Jainisme adalah sebuah agama kuno di India yang mana
dikatakan berasal dari keluarga Dharma. Walaupun pengikutnya adalah kelompok
minoritas dengan lebih kurang 4,9 juta pengikut di India, pengaruh pengikut
Jain pada agama, etika, politik, dan ekonomi cukup besar. Penyebaran luas
konsep falsafah India seperti karma, ahimsa, mokhsa, dan reinkarnasi,
dilaksanakan juga oleh penganut Jain atau dikembangkan dari sekolah gagasan
Shramana, tempat asalnya Jainisme. Jainisme adalah agama tua di
India yang asal-muasalnya bersisian dengan Hindu. Beberapa kemiripan ajaran
Jainisme dan Hindu menimbulkan anggapan kalau agama ini salah satu sekte dari
Hindu.
Perbedaan
mendasar antara Jainisme dan Hindu terlihat pada Astika dan Nastika. Penganut
agama di India dibedakan atas 2 prinsip tersebut. Yang memegang prinsip
Astika menerima otoritas Weda sebagai kitab suci serta melibatkan
kepercayaan Brahmani. Nyaya, Mimamsa, dan Yoga termasuk ajaran-ajaran berdasar
Astika, dan berarti golongan Hindu.
Sementara
penganut agama yang berprinsip Nastika menolak Weda dan kitab-kitab yang
dipakai oleh pemeluk Hindu. Jainisme termasuk kelompok ini dan lebih
mendasarkan kepercayaan mereka yang anti kekerasan.
Sebutan
“Jain” menurut Sri Krisna Saksena, berasal dari kata “Jina” (Sansekerta.), yang
berarti pemenang atau yang mengalahkan. Artinya, berhasil mengalahkan atau
mengatasi secara tuntas kungkungan atau belenggu penyakit dan penderitaan dalam
kehidupan nyata ini. Orang semacam ini boleh disebut sebagai Jain, atau
pemenang.
Bagi
Jainisme, kehidupan di dunia ini diabadikan atau dibuat kekal oleh peralihan
Jiva yang secara esensial telah menyebabkan keburukan dan penderitaan. Oleh
karena itu, tujuan hidup sebenarnya adalah untuk mengakhiri siklus kehidupan
atau rangkaian kelahiran kembali itu, yang baru bisa tercapai apabila manusia
berhasil memiliki pengetahuan yang benar. Pengetahuan yang benar ini isinya
adalah hal-hal yang mengandung kelepasan.
Pendiri
dari komunitas Jain adalah Vardhamana. Dia memperoleh pencerahan pada 420 SM.

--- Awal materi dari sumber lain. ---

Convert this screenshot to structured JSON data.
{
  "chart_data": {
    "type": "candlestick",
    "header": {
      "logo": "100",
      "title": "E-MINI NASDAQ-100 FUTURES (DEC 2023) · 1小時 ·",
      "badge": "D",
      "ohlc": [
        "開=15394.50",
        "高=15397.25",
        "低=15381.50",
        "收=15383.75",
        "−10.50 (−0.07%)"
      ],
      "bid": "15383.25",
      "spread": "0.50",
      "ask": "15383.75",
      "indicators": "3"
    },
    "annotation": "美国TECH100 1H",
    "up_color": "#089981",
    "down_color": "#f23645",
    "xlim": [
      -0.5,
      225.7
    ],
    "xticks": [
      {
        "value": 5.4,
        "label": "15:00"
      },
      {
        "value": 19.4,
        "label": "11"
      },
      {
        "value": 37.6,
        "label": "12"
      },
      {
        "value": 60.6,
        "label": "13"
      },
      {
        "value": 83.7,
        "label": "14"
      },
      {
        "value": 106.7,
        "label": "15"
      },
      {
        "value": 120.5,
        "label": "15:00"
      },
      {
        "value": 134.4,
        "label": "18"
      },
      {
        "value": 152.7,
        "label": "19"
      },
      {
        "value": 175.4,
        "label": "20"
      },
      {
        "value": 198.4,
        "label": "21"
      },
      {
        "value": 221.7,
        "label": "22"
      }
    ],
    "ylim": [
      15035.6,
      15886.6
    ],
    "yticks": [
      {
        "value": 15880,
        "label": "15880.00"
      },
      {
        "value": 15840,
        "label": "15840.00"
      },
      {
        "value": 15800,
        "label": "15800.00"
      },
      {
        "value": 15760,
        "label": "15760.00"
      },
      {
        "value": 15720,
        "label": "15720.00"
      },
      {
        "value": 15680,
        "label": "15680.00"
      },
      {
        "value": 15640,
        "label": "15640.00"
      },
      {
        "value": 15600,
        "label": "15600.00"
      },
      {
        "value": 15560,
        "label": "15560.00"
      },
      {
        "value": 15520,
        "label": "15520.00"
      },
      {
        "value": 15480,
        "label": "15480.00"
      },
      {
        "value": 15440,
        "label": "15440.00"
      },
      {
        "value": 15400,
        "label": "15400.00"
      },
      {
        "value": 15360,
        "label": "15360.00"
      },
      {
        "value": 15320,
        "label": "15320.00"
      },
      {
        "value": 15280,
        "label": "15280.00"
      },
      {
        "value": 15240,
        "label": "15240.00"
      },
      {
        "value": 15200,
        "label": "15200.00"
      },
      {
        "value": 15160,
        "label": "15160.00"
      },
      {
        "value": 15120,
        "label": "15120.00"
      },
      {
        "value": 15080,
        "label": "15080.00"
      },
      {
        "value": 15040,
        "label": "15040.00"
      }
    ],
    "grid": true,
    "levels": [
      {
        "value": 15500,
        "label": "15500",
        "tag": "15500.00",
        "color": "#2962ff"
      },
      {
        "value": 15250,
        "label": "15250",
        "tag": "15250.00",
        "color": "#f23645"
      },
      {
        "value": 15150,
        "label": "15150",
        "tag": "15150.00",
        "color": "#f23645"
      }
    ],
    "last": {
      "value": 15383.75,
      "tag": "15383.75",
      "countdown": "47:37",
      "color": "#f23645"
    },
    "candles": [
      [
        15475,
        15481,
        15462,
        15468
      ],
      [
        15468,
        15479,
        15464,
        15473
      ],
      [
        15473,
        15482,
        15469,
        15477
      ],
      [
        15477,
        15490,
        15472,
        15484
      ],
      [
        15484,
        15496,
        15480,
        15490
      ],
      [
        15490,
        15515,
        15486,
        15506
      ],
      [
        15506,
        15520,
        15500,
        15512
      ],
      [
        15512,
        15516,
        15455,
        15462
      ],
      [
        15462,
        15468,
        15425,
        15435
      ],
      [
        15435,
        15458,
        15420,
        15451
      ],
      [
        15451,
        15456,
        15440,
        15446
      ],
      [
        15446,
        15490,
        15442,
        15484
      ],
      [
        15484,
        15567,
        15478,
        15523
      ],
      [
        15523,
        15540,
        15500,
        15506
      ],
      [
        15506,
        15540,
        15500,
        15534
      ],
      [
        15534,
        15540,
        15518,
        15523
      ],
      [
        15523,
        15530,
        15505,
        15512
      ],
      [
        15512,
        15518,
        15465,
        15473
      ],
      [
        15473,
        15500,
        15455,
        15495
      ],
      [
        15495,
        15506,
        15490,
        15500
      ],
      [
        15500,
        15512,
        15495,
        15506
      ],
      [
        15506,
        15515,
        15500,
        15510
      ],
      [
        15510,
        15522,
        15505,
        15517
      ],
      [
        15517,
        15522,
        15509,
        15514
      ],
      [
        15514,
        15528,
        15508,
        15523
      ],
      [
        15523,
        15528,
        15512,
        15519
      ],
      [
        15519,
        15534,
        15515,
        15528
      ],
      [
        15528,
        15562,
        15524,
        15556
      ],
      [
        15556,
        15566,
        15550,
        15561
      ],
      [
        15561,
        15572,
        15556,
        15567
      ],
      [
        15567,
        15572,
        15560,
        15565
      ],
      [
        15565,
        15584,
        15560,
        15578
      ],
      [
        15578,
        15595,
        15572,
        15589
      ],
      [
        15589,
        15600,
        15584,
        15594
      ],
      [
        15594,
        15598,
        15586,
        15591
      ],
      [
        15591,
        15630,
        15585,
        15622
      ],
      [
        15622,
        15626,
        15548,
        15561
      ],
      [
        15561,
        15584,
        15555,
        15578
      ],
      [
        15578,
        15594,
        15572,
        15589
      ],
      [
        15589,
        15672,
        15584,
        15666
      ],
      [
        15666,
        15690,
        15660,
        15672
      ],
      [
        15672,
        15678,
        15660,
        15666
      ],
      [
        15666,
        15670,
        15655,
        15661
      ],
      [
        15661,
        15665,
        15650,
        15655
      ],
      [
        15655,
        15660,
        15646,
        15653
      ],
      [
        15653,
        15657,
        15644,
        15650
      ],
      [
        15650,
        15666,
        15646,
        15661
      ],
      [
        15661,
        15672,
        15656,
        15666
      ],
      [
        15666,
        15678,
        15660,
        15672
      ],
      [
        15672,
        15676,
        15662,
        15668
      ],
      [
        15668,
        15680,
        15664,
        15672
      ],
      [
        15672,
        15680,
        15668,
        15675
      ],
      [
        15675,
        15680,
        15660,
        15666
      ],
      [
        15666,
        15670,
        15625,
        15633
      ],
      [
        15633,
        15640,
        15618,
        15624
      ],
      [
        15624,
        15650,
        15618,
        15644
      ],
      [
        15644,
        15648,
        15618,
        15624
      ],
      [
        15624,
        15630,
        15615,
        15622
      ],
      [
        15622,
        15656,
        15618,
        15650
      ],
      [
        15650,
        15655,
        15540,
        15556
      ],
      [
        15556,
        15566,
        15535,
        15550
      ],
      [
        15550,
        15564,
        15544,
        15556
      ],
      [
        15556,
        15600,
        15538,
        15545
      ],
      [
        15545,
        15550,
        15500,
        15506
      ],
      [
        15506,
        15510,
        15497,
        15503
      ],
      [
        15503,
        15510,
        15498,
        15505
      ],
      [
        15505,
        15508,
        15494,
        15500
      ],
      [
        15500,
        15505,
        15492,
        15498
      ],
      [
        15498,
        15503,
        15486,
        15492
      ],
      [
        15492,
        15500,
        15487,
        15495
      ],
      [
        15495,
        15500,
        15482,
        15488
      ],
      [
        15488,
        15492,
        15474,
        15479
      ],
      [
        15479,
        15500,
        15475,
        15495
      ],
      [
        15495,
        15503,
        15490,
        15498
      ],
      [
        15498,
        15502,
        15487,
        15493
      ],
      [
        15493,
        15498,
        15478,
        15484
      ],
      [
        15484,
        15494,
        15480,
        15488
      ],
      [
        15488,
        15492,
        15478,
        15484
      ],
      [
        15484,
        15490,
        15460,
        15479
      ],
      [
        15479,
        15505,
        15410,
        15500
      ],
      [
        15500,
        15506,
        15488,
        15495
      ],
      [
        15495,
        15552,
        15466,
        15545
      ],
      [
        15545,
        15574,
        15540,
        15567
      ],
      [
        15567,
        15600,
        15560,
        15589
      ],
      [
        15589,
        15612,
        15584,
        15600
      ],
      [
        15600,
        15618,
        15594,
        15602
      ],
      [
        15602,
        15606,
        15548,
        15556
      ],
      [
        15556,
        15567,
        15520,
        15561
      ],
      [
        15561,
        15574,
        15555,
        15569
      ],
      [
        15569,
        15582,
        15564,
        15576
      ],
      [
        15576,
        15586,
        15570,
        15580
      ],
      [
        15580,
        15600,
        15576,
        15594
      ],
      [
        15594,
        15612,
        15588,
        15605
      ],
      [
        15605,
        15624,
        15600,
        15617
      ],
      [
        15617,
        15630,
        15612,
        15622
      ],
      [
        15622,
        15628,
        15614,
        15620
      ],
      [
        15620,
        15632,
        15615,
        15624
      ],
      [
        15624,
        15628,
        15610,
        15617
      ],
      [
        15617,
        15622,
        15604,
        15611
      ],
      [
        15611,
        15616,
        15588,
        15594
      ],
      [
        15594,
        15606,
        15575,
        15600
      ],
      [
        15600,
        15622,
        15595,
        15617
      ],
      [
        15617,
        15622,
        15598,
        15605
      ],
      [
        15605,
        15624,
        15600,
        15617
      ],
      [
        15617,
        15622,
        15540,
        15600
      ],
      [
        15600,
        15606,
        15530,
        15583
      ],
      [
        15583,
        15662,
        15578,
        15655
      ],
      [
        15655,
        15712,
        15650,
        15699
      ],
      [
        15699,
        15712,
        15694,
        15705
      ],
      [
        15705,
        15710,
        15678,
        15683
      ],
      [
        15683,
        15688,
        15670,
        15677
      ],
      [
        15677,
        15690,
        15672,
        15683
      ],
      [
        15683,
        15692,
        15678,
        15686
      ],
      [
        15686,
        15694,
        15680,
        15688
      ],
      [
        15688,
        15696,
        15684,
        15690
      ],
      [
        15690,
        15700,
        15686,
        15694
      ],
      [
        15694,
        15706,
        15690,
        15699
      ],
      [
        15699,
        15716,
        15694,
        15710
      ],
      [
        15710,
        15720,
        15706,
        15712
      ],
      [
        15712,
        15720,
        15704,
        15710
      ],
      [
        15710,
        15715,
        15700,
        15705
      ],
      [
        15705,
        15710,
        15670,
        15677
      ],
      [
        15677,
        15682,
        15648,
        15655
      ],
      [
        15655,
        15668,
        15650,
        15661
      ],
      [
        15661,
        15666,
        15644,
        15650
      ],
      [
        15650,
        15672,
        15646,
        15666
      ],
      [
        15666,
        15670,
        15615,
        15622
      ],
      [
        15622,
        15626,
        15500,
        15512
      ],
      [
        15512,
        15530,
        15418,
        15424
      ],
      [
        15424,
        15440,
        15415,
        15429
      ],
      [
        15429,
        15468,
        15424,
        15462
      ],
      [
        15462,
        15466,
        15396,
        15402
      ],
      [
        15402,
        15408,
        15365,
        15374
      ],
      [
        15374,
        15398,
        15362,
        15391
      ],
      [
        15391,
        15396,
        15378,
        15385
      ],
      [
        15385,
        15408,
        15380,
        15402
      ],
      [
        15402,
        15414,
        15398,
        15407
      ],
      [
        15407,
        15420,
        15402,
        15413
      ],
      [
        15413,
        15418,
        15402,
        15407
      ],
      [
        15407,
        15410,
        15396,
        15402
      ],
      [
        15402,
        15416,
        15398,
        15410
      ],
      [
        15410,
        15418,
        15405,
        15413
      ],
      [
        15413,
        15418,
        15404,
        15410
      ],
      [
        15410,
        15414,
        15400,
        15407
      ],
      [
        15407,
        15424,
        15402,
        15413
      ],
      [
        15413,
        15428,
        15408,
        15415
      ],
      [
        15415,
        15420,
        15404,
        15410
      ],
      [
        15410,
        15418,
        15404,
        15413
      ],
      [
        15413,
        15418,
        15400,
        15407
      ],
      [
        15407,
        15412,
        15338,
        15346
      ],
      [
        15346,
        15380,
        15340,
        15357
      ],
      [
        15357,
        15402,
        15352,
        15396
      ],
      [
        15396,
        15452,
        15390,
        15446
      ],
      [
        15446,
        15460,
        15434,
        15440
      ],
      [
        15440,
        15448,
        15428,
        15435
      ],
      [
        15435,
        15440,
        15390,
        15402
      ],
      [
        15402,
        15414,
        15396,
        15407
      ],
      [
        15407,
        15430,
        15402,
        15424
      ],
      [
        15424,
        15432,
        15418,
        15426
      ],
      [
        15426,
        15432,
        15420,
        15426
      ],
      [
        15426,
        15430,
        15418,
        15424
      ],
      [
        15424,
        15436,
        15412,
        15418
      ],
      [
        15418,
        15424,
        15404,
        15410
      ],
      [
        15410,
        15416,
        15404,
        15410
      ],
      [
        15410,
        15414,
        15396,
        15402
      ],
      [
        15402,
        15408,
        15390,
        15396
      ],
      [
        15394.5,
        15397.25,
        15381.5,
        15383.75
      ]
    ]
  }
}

Jainisme memiliki banyak kemiripan dengan Hinduisme dan Budhisme
yang lahir di area yang sama.
Patung
Mahawira di Kuil Vimalsha di Rajasthan
Jainisme
tidak mempermasalahkan keberadaan Tuhan atau mahluk lain yang lebih
tinggi dari manusia sempurna. Jiva adalah sesuatu tanpa permulaan dan tanpa
akhir. Jiva dikategorikan dalam tiga kategori: Jiva yang belum mengalami
perubahan; Jiva yang sedang mengalami perubahan dan Jiva yang sudah bebas dari
kelahiran kembali.
Ãgama
Jain mengajarkan penghormatan yang sangat tinggi untuk segala bentuk kehidupan,
ajaran yang ketat mengenai vegetarian, samadi , tanpa kekerasan meski dalam
pembelaan diri, dan menentang peperangan. Jainisme adalah agama kasih sayang. Cinta
kasih terhadap semua kehidupan, baik manusia atau bukan, adalah hal yang
utama dalam Jainisme. Pembunuhan manusia tanpa alasan, meskipun dengan
alasan bahwa orang itu telah melakukan kejahatan tidak dapat dibenarkan
Menurut
keyakinan Jain, alam semesta tidak pernah tercipta dan tidak pernah musnah. Ia
abadi namun berubah, karena melalui siklus-siklus tanpa akhir. Masing-masing
siklus ini terbagi dalam enam zaman (yuga). Masa kini adalah zaman kelima dari
siklus ini, yang bergerak turun. Zaman disebut “Aaro” seperti zaman pertama
disebut “Pehela Aara”, zaman kedua disebut “Doosra Aara” dan seterusnya. Zaman
terakhir adalah Chhatha Aaro” atau zaman keenam. Semua zaman ini memiliki
durasi tetap ribuan tahun. Saat tingkat terendah tercapai, Jainisme juga akan
lenyap seluruhnya. Maka, pada siklus selanjutnya, agama Jain akan ditemukan
kembali dan di kenalkan kembali oleh para pemimpin baru yang disebut
Tirthankara (pembuat lintasan), dan akan lenyap lagi pada akhir siklus, dan
seterusnya.
Sekalipun
pengikutnya sangat sedikit dibandingkan penduduk India, agama ini masih eksis
dengan pengikut-pengikutnya yang terpencar diberbagai wilayah. Ajaran ini
menekankan aspek etika yang sangat ketat, terutama komitmennya terhadap konsep
ahimsa. . Jain menegaskan bahwa ahimsa termasuk sikap tanpa kekerasan terhadap
binatang dan manusia. Akibat dari kepercayaan ini, mereka mengikuti pola
“vegetarian” alias cuma makan tetumbuhan, termasuk rumput dan alang-alang.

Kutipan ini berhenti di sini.